Since Singapore Police Force (SPF) is a government body, it has direct reflection on how government selects their policemen to ensure that those they have chosen uphold the highest integrity and honesty. I believe Abdul was not the only one that has done shame to SPF; there are still a few other black sheeps. If more of them start to appear, the Singapore government may have to stand out and impose a new way to select personnel for its government bodies.

Since government vested interest in many companies and their own government bodies, it is important for them to ensure that all companies under their name and care are operating in a lawful manner. For government to be able to rule the nation, it has to garner its people's support. If government-related companies start to go wrong, the public may stop supporting them. This may result in an unfavorable situation for the government.
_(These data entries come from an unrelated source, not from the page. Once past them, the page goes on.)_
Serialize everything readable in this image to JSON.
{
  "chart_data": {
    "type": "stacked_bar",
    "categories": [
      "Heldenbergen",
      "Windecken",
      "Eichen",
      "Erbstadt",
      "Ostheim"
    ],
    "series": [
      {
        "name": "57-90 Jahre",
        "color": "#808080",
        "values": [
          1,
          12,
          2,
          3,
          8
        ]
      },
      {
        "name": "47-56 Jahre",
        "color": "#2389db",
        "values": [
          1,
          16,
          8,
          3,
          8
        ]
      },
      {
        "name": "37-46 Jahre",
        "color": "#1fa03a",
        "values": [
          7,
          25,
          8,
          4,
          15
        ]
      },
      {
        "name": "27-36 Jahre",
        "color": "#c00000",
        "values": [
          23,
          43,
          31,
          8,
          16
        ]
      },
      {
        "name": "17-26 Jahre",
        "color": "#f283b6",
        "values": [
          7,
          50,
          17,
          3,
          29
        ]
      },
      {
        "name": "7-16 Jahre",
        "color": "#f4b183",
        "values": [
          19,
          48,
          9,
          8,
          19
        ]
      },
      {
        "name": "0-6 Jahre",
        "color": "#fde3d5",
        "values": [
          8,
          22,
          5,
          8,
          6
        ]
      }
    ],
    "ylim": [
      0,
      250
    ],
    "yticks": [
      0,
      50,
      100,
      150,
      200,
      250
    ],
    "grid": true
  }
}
From Enron, we have learnt how business, government and society interacted with one another. Two important lessons I have learnt were the important relationship between auditors, the users of financial statement and the government. Also how deceit acts happening in government related companies and bodies could result in troubled positions for the government.

There is no entity that does not interact with others. It is similar to an ecosystem whereby organisms rely on each other and interact. Therefore, it is important to know who your stakeholders are and that you are acting in a responsible way that would not cause them harm. Once harm have been caused, many repair actions have to be taken (usually by the government) to reinstate situation to how it was before fraud had taken place. However, I believe, prevention is always better than cure.